There are two factors that have affected household incomes. One is the inability to find a job or any means of livelihood through self-employment. The other is the compulsion to work at much lower wages, at whatever job one can find. Many people employed on regular salaries simply lost their jobs and had no source of income. Many people employed on contract or daily wages got some employment, but at much lower wage rates.
It is not uncommon to come across an engineer with a Master’s degree offering door-to-door technical services for fixing household electronic gadgets; or a school van driver struggling to make two ends meet by driving an e-rickshaw bought on loan; or a person who used to work as a chef in a 5-star hotel now working at one-fifth of his earlier salary for an NGO.
To cope with the loss in income, households have had to sell their family assets or borrow heavily, with debts incurred ranging from 2 to 6 times households’ earnings. The poorest households (bottom 25%) had debt burdens nearly four times their monthly household income, according to a recent Covid-19 Livelihoods Survey. Their debt is from money lenders at high rates of interest, which means further intensification of poverty for a long time ahead. Rising fuel and food prices in recent months have further increased the burden on household incomes for the poor.
Source of the Problem
Capitalist production is driven by the motive of private profit maximisation by the owners of the means of production. The capitalists consider the wages paid to workers as a cost of production, which must be minimised in order to maximise capitalist profits. They constantly seek to get more work done by fewer workers, and to extend the length of the working day. Capitalist production inevitably leads to the creation of an army of unemployed, which serves as a reserve for the capitalist class to use whenever there is a sharp increase in demand. This was discovered by Karl Marx more than 150 years ago. He called it the “reserve army of the unemployed”.
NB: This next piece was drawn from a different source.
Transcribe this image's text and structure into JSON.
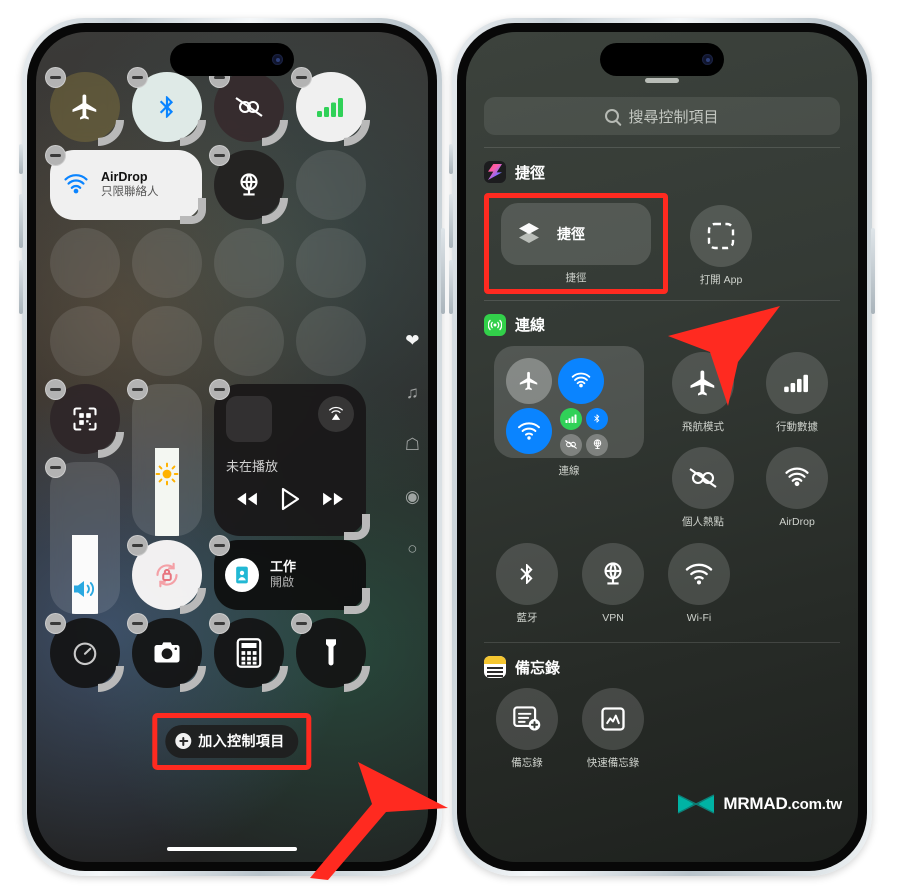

At its monopoly stage, capitalism leads to constant and periodic wiping out of small-scale producers and traders. As it grows, monopoly capitalism destroys more jobs and sources of self-employment than the new jobs it creates.
A specific additional factor at the present time is that the capitalists have used the covid pandemic to raise the degree of exploitation of labour, cutting down further on the number of workers and extracting much more out of each worker every day.
Conclusion
The only lasting solution to the problem of unemployment lies in carrying out the transformation from capitalism to socialism. Conversion of the means of large-scale production from capitalist private property to socialist common property will end the domination of the private profit motive over economic decisions. From being geared to maximise the profits of a wealthy minority, social production can be reoriented to fulfil the needs of the entire population.
Fulfilling the rising material and cultural needs of the whole people will require a major expansion in the production of all essential goods and services. All women and men of working age, who are available for work, can and will be employed in the collective effort to provide for all. As productivity of labour rises over time, the length of the working day can be progressively shortened, while maintaining full employment.